Перемещающиеся в центростремительном направлении по тонким А-дельта и С-волокнам болевые импульсы достигают сначала расположенные в спинномозговых ганглиях первые чувствительные нейроны, а затем достигают тел вторых нейронов, т. е. Т-клеток, расположенных в задних рогах спинного мозга. Кроме того, от аксонов первого чувствительного нейрона отходят коллатерали, которые оканчиваются на клетках желатинозной субстанции, аксоны которых также оканчиваются на Т-клетках. Нервные импульсы, поступающие по коллатералям тонких миелинизированных А-дельта-волокон оказывают тормозное действие на Т-клетки, в тоже время импульсация, приходящая в спинной мозг по немиелинизированным С-волокнам, нейтрализует это тормозное воздействие на Т-клетки, вызывая их стойкое возбуждение (стойкое болевое ощущение). Мелзаком и Уоллом в 1965 году было высказано предположение, что усиление импульсации по толстым волокнам (А-альфа) может затормозить это стойкое возбуждение и привести к облегчению боли. Таким образом, первым центральным звеном, воспринимающим афферентную информацию, является нейрональная система заднего рога спинного мозга.

Отсюда возбуждение распространяется по ряду путей, один из них - восходящие афферентные тракты (неоспинноталамический путь и палеоспинноталамический путь). Они проводят возбуждение к вышележащим отделам: ретикулярной формации, гипоталамусу, таламусу, к базальным ганглиям, лимбической системе и коре больших полушарий.

Функционирование нейронов задних рогов спинного мозга регулируется супраспинальной антиноцицептивной системой, которая представлена комплексом структур, оказывающих нисходящее тормозящее влияние на передачу болевых импульсов с первичных афферентных волокон на вставочные нейроны. К этим структурам относятся ядра среднего мозга (околоводопроводное серое вещество), продолговатого мозга (большое ядро шва, крупноклеточное, гигантоклеточное, парагигантоклеточное и латеральное ретикулярное ядра; голубое пятно). Данная система имеет сложное строение и гетерогенна по своим механизмам. В настоящее время наиболее изучены три ее механизма: опиоидный, серотонинергический и адренергический, каждый из которых имеет свои морфологические и физиологические особенности.

Основными медиаторами антиноцицептивной системы являются опиатоподобные нейропептиды

Энкефалины и эндорфины. Структуры антиноцицептивной системы содержат большое количество опиатных рецепторов, которые воспринимают не только адекватные эндогенные медиаторы, но и имеющие с ними химическое сходство болеутоляющие наркотические препараты. При этом наркотические анальгетики активируют богатую опиатными рецепторами

антиноцицептивную систему, способствуя таким образом подавлению чувства боли. В процессе изучения эндогенных опиатоподобных нейропептидов уточнялось их строение. Это позволило создать препараты, являющиеся их антогонистами (налоксон, налтраксон).
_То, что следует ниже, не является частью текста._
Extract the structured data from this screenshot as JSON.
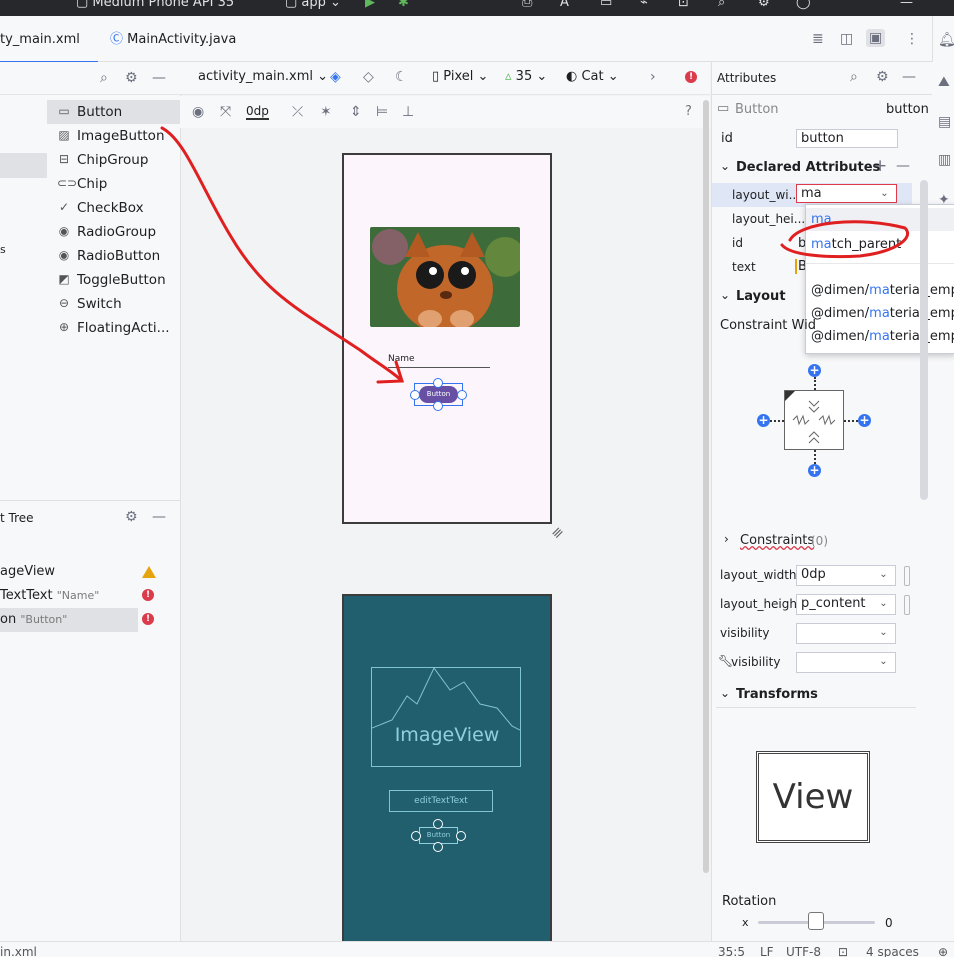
{
  "topbar": {
    "device": "Medium Phone API 35",
    "run_config": "app"
  },
  "tabs": [
    {
      "label": "ty_main.xml",
      "active": true
    },
    {
      "label": "MainActivity.java",
      "active": false
    }
  ],
  "palette": {
    "items": [
      {
        "icon": "button-icon",
        "label": "Button",
        "selected": true
      },
      {
        "icon": "image-button-icon",
        "label": "ImageButton"
      },
      {
        "icon": "chip-group-icon",
        "label": "ChipGroup"
      },
      {
        "icon": "chip-icon",
        "label": "Chip"
      },
      {
        "icon": "checkbox-icon",
        "label": "CheckBox"
      },
      {
        "icon": "radio-group-icon",
        "label": "RadioGroup"
      },
      {
        "icon": "radio-button-icon",
        "label": "RadioButton"
      },
      {
        "icon": "toggle-button-icon",
        "label": "ToggleButton"
      },
      {
        "icon": "switch-icon",
        "label": "Switch"
      },
      {
        "icon": "fab-icon",
        "label": "FloatingActi..."
      }
    ],
    "cat_fragment": "s"
  },
  "component_tree": {
    "title": "t Tree",
    "rows": [
      {
        "label": "ageView",
        "hint": "",
        "status": "warning"
      },
      {
        "label": "TextText",
        "hint": "\"Name\"",
        "status": "error"
      },
      {
        "label": "on",
        "hint": "\"Button\"",
        "status": "error",
        "selected": true
      }
    ]
  },
  "design_toolbar": {
    "file": "activity_main.xml",
    "device": "Pixel",
    "api": "35",
    "theme": "Cat",
    "margin": "0dp",
    "help": "?"
  },
  "preview": {
    "name_label": "Name",
    "button_label": "Button",
    "blueprint_image_label": "ImageView",
    "blueprint_edit_label": "editTextText",
    "blueprint_button_label": "Button"
  },
  "attributes": {
    "title": "Attributes",
    "widget_type": "Button",
    "widget_id": "button",
    "id_label": "id",
    "id_value": "button",
    "declared_title": "Declared Attributes",
    "declared_rows": [
      {
        "key": "layout_wi...",
        "value": "ma"
      },
      {
        "key": "layout_hei...",
        "value": ""
      },
      {
        "key": "id",
        "value": "b"
      },
      {
        "key": "text",
        "value": "B"
      }
    ],
    "autocomplete": [
      {
        "prefix": "ma",
        "rest": ""
      },
      {
        "prefix": "ma",
        "rest": "tch_parent",
        "before": ""
      },
      {
        "before": "@dimen/",
        "prefix": "ma",
        "rest": "terial_empha"
      },
      {
        "before": "@dimen/",
        "prefix": "ma",
        "rest": "terial_empha"
      },
      {
        "before": "@dimen/",
        "prefix": "ma",
        "rest": "terial_empha"
      }
    ],
    "layout_title": "Layout",
    "constraint_label": "Constraint Wid",
    "constraints_label": "Constraints",
    "constraints_count": "(0)",
    "layout_width_label": "layout_width",
    "layout_width_value": "0dp",
    "layout_height_label": "layout_height",
    "layout_height_value": "p_content",
    "visibility_label": "visibility",
    "tools_visibility_label": "visibility",
    "transforms_title": "Transforms",
    "view_label": "View",
    "rotation_label": "Rotation",
    "rotation_axis": "x",
    "rotation_value": "0"
  },
  "statusbar": {
    "file": "in.xml",
    "position": "35:5",
    "line_ending": "LF",
    "encoding": "UTF-8",
    "indent": "4 spaces"
  },
  "colors": {
    "accent": "#3574f0",
    "button_fill": "#6750a4",
    "blueprint_bg": "#215f6f",
    "annotation_red": "#e02020"
  }
}
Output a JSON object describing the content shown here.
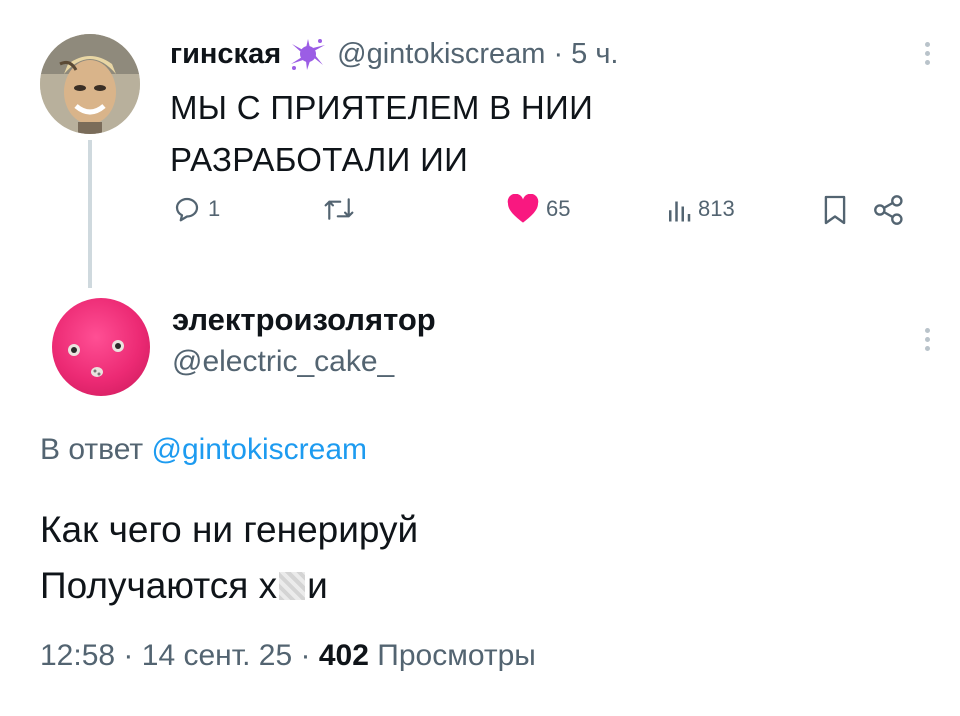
{
  "tweet1": {
    "display_name": "гинская",
    "handle": "@gintokiscream",
    "separator": "·",
    "time": "5 ч.",
    "text_line1": "МЫ С ПРИЯТЕЛЕМ В НИИ",
    "text_line2": "РАЗРАБОТАЛИ ИИ",
    "replies": "1",
    "likes": "65",
    "views": "813",
    "like_color": "#f91880"
  },
  "tweet2": {
    "display_name": "электроизолятор",
    "handle": "@electric_cake_",
    "reply_prefix": "В ответ",
    "reply_handle": "@gintokiscream",
    "text_line1": "Как чего ни генерируй",
    "text_line2_start": "Получаются х",
    "text_line2_end": "и",
    "time": "12:58",
    "sep1": "·",
    "date": "14 сент. 25",
    "sep2": "·",
    "views_count": "402",
    "views_label": "Просмотры"
  },
  "colors": {
    "text": "#0f1419",
    "muted": "#536471",
    "link": "#1d9bf0",
    "thread_line": "#cfd9de"
  },
  "icons": [
    "more-dots-icon",
    "reply-icon",
    "retweet-icon",
    "heart-icon",
    "views-icon",
    "bookmark-icon",
    "share-icon",
    "purple-splat-emoji"
  ]
}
Другим классом нейромедиаторов, обнаруженных в структурах антиноцицептивной системы, оказались биогенные амины, влияющие на восприятие боли. Их продуцируют серотонинергические и норадреналинергические нейроны, в частности клетки lokus coeruleus. Идущие от них импульсы направляются к Т-клеткам задних рогов, имеющим альфаадренергические рецепторы. В настоящее время признано, что кора больших полушарий участвует не только в осуществлении пространственно-временного анализа и мотивационно-аффективной оценки боли и сенсорной памяти, но также принимает участие в формировании нисходящей ингибирующей, антиноцицептивной системы, контролирующей поступающую с периферии болевую импульсацию. Антиноцицептивную (анальгетическую) систему головного мозга составляют те его зоны, электрическая стимуляция которых может обусловить обезболивание.
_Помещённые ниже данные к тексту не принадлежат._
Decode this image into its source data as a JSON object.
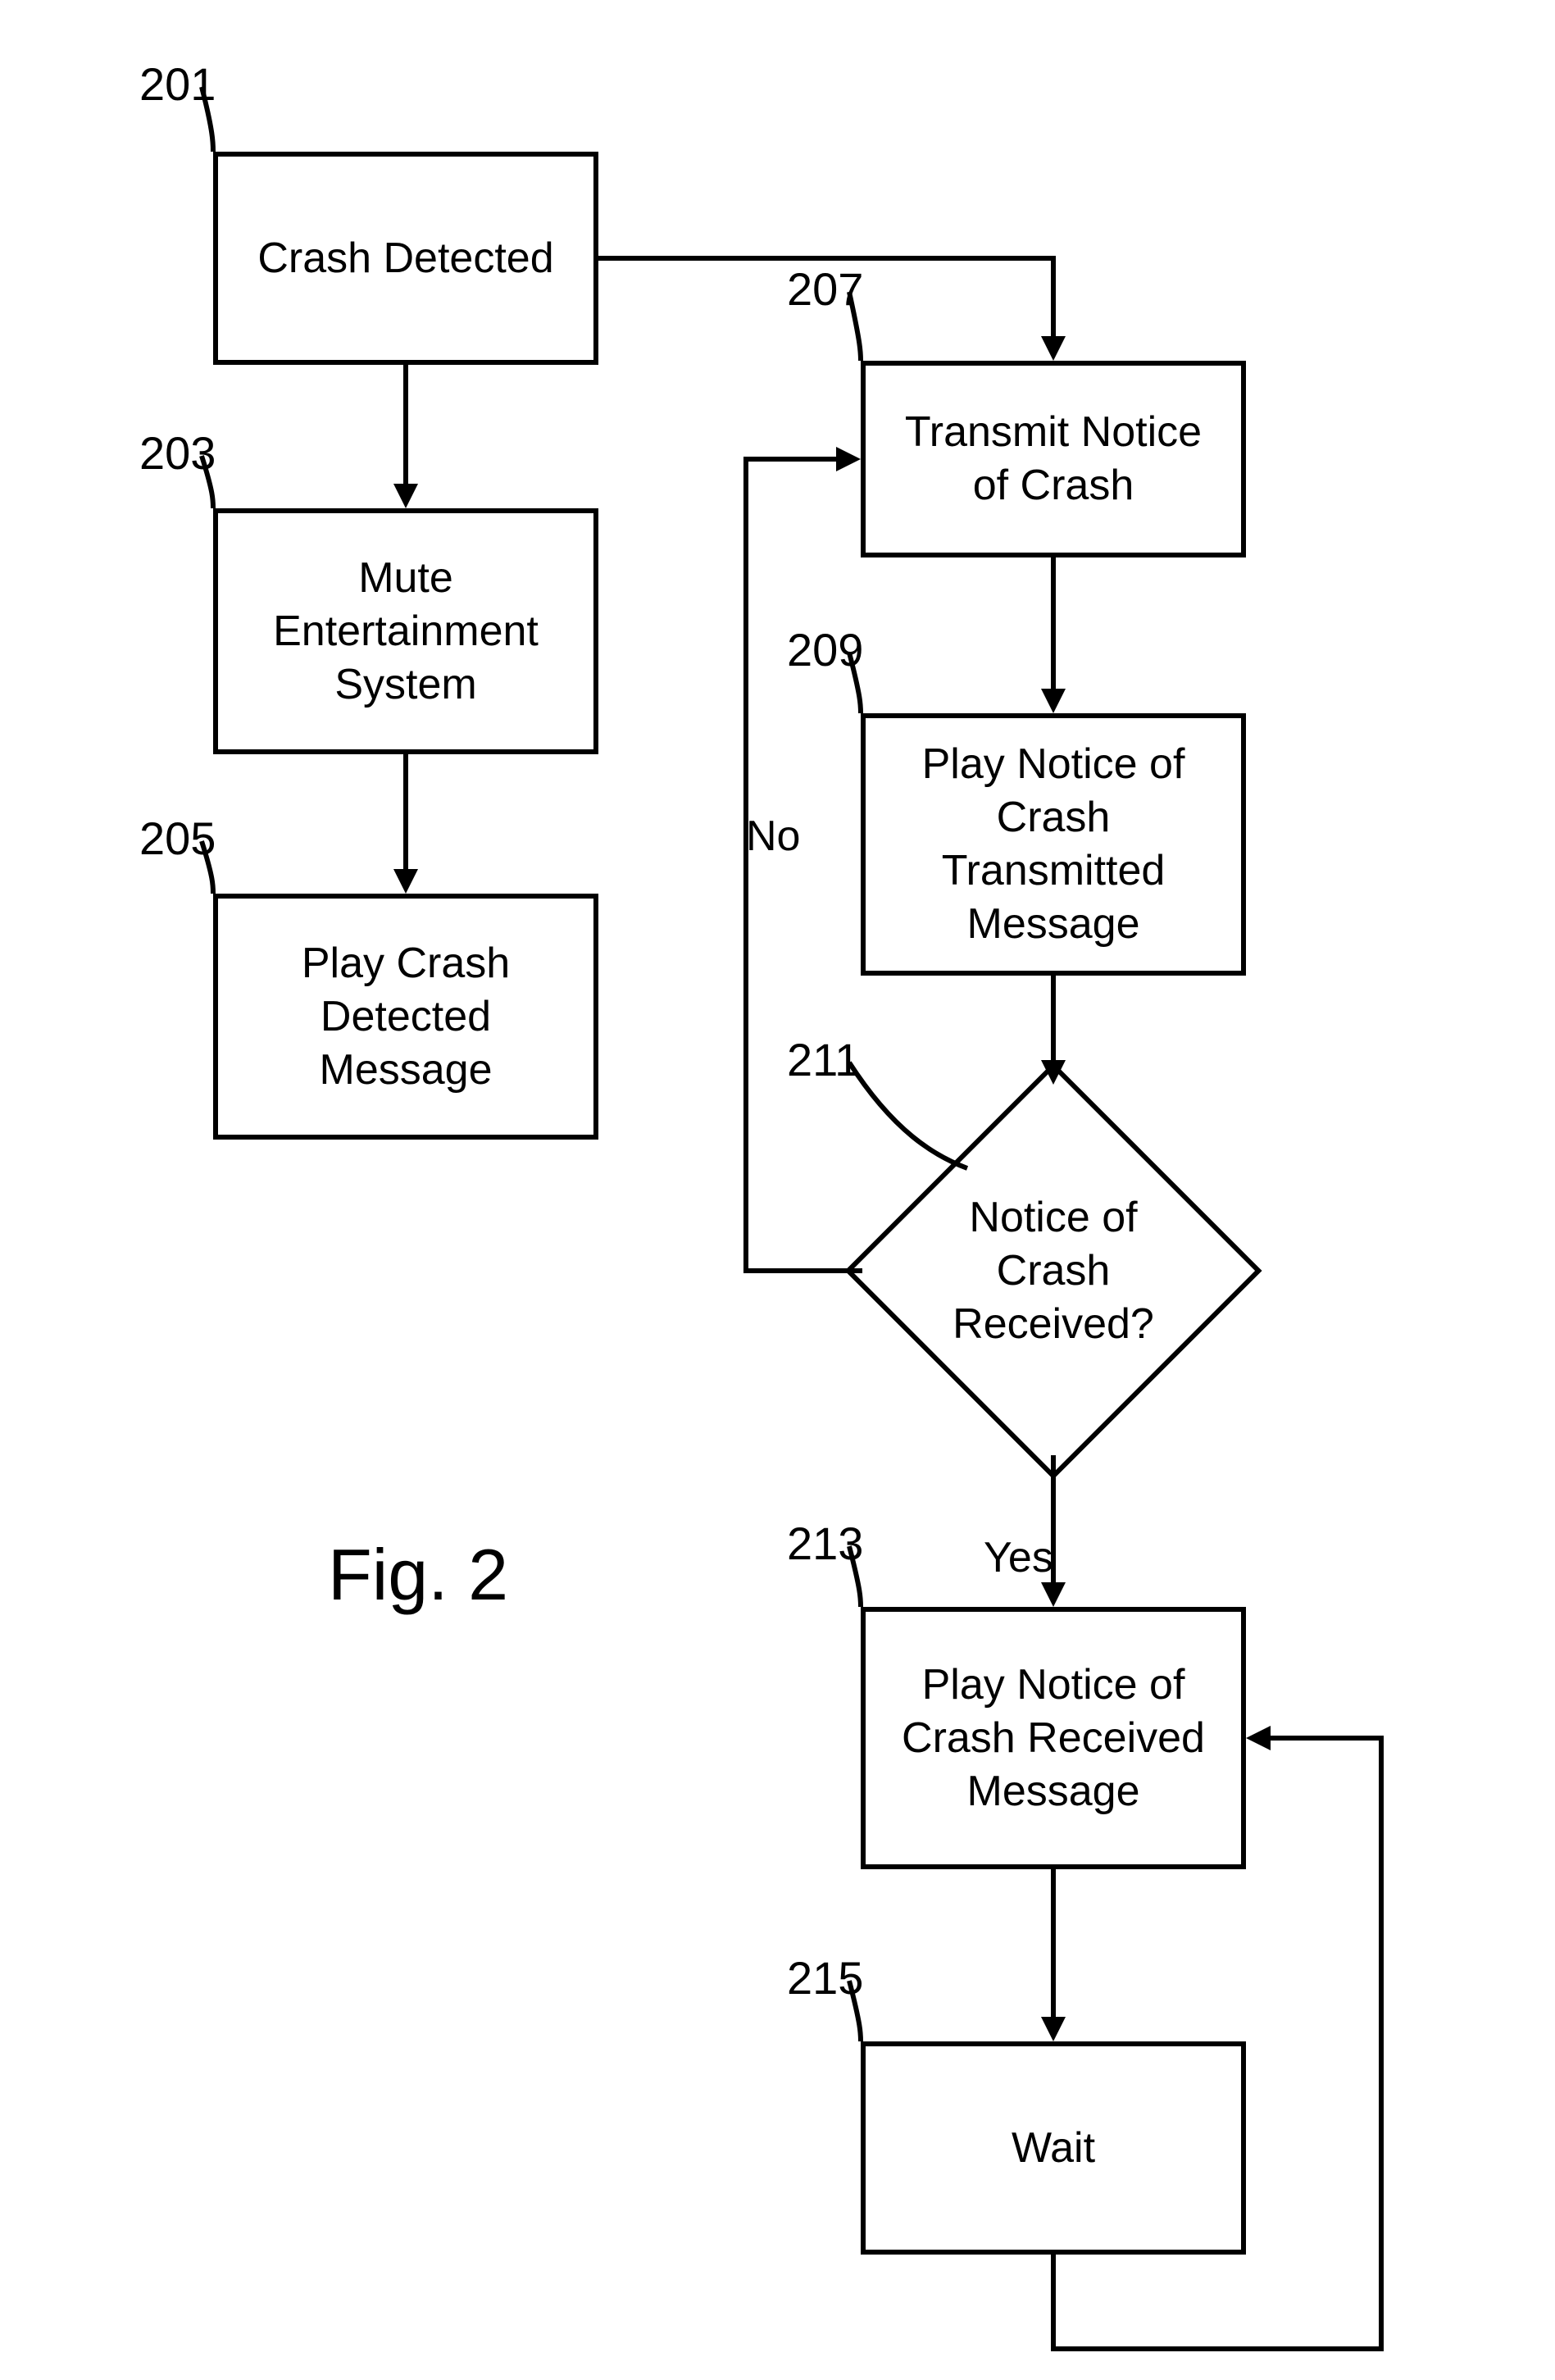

С биологической точки зрения следует различать физиологическую и патологическую боль .

Физиологическая боль имеет значение адаптивного, защитного механизма. Она сигнализирует о действиях повреждающих агентов, об уже возникших повреждениях и о развитии патологических процессов в тканях.

Патологическая боль имеет дезадаптивное и патогенное значение для организма. Она вызывает расстройство функций ЦНС, психические и эмоциональные нарушения.
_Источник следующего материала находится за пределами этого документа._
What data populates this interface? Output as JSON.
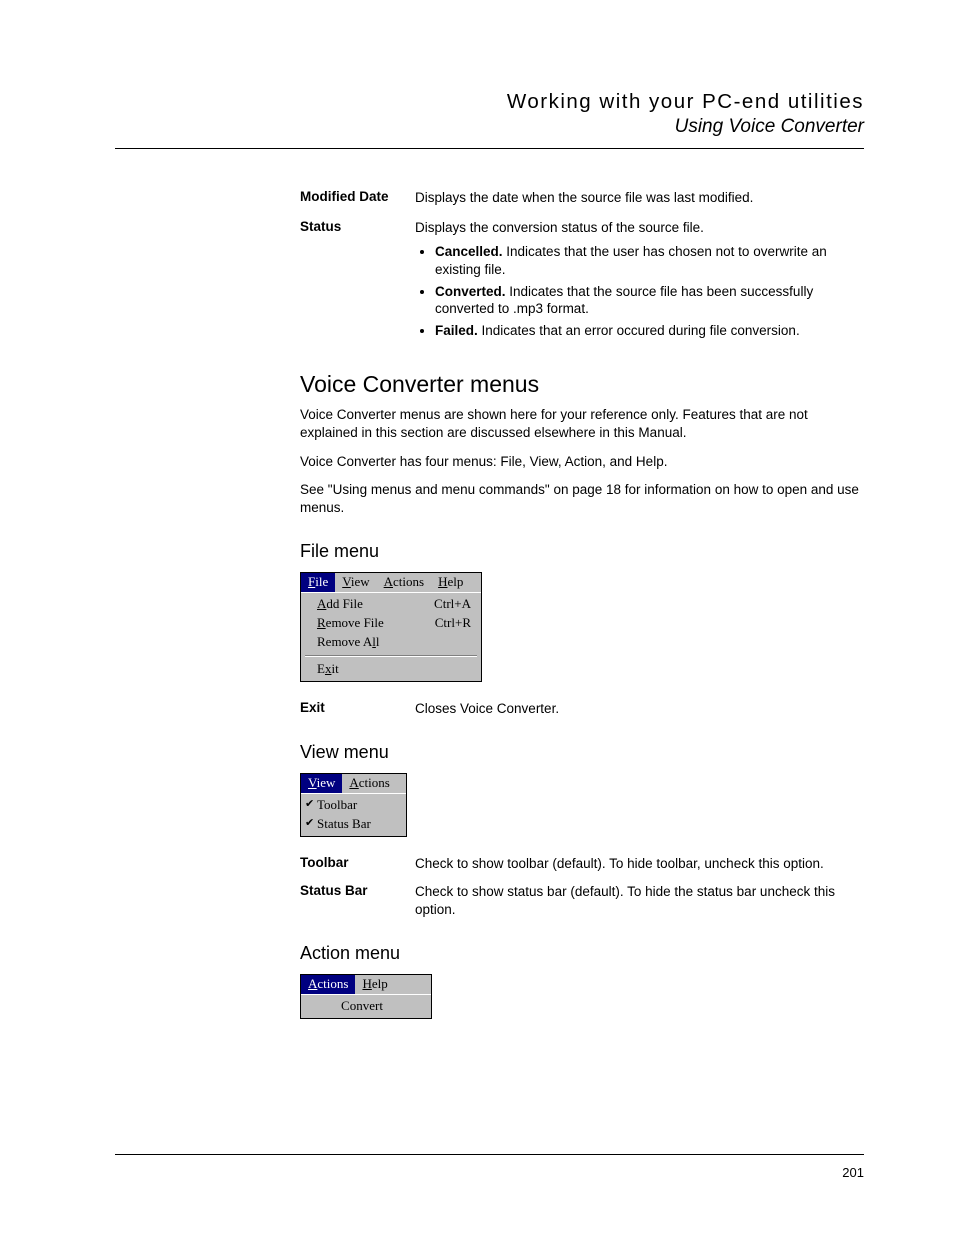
{
  "header": {
    "title": "Working with your PC-end utilities",
    "subtitle": "Using Voice Converter"
  },
  "defs": {
    "modified_date": {
      "term": "Modified Date",
      "desc": "Displays the date when the source file was last modified."
    },
    "status": {
      "term": "Status",
      "desc": "Displays the conversion status of the source file.",
      "items": {
        "cancelled": {
          "label": "Cancelled.",
          "text": " Indicates that the user has chosen not to overwrite an existing file."
        },
        "converted": {
          "label": "Converted.",
          "text": " Indicates that the source file has been successfully converted to .mp3 format."
        },
        "failed": {
          "label": "Failed.",
          "text": " Indicates that an error occured during file conversion."
        }
      }
    }
  },
  "sec": {
    "h1": "Voice Converter menus",
    "p1": "Voice Converter menus are shown here for your reference only. Features that are not explained in this section are discussed elsewhere in this Manual.",
    "p2": "Voice Converter has four menus: File, View, Action, and Help.",
    "p3": "See \"Using menus and menu commands\" on page 18 for information on how to open and use menus.",
    "file_h": "File menu",
    "view_h": "View menu",
    "action_h": "Action menu"
  },
  "file_menu": {
    "bar": {
      "file": "File",
      "view": "View",
      "actions": "Actions",
      "help": "Help"
    },
    "add": {
      "label": "Add File",
      "shortcut": "Ctrl+A"
    },
    "remove": {
      "label": "Remove File",
      "shortcut": "Ctrl+R"
    },
    "remove_all": "Remove All",
    "exit": "Exit"
  },
  "view_menu": {
    "bar": {
      "view": "View",
      "actions": "Actions"
    },
    "toolbar": "Toolbar",
    "statusbar": "Status Bar"
  },
  "action_menu": {
    "bar": {
      "actions": "Actions",
      "help": "Help"
    },
    "convert": "Convert"
  },
  "file_def": {
    "exit": {
      "term": "Exit",
      "desc": "Closes Voice Converter."
    }
  },
  "view_def": {
    "toolbar": {
      "term": "Toolbar",
      "desc": "Check to show toolbar (default). To hide toolbar, uncheck this option."
    },
    "statusbar": {
      "term": "Status Bar",
      "desc": "Check to show status bar (default). To hide the status bar uncheck this option."
    }
  },
  "page_number": "201"
}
Различают периферическую и центральную патологическую боль.

Центральная боль , по определению Международной ассоциации по изучению боли (IASP), характеризуется как боль, обусловленная поражением ЦНС. Однако в отличие от ноцицептивной (физиологической) боли, связанной с постоянной трансмиссией болевой импульсации по неповрежденным болевым структурам или с недостаточностью антиноцицептивных влияний, центральная боль возникает в результате структурных нарушений в системе, обеспечивающей порождение болевого ощущения. Источником центральной боли может быть любой процесс, приводящий к поражению соматосенсорных структур, участвующих в проведении афферентной импульсации, а также образований головного мозга, контролирующих поступающую сенсорную информацию. Таламус является центральным звеном болевой интеграции, объединяет все виды ноцицептивной импульсации и имеет многочисленные связи с ростральными образованиями. Повреждения и вмешательства на уровне таламуса наиболее резко сказываются на восприятии боли. С этой структурой связывают формирование таламического болевого синдрома и фантомной боли.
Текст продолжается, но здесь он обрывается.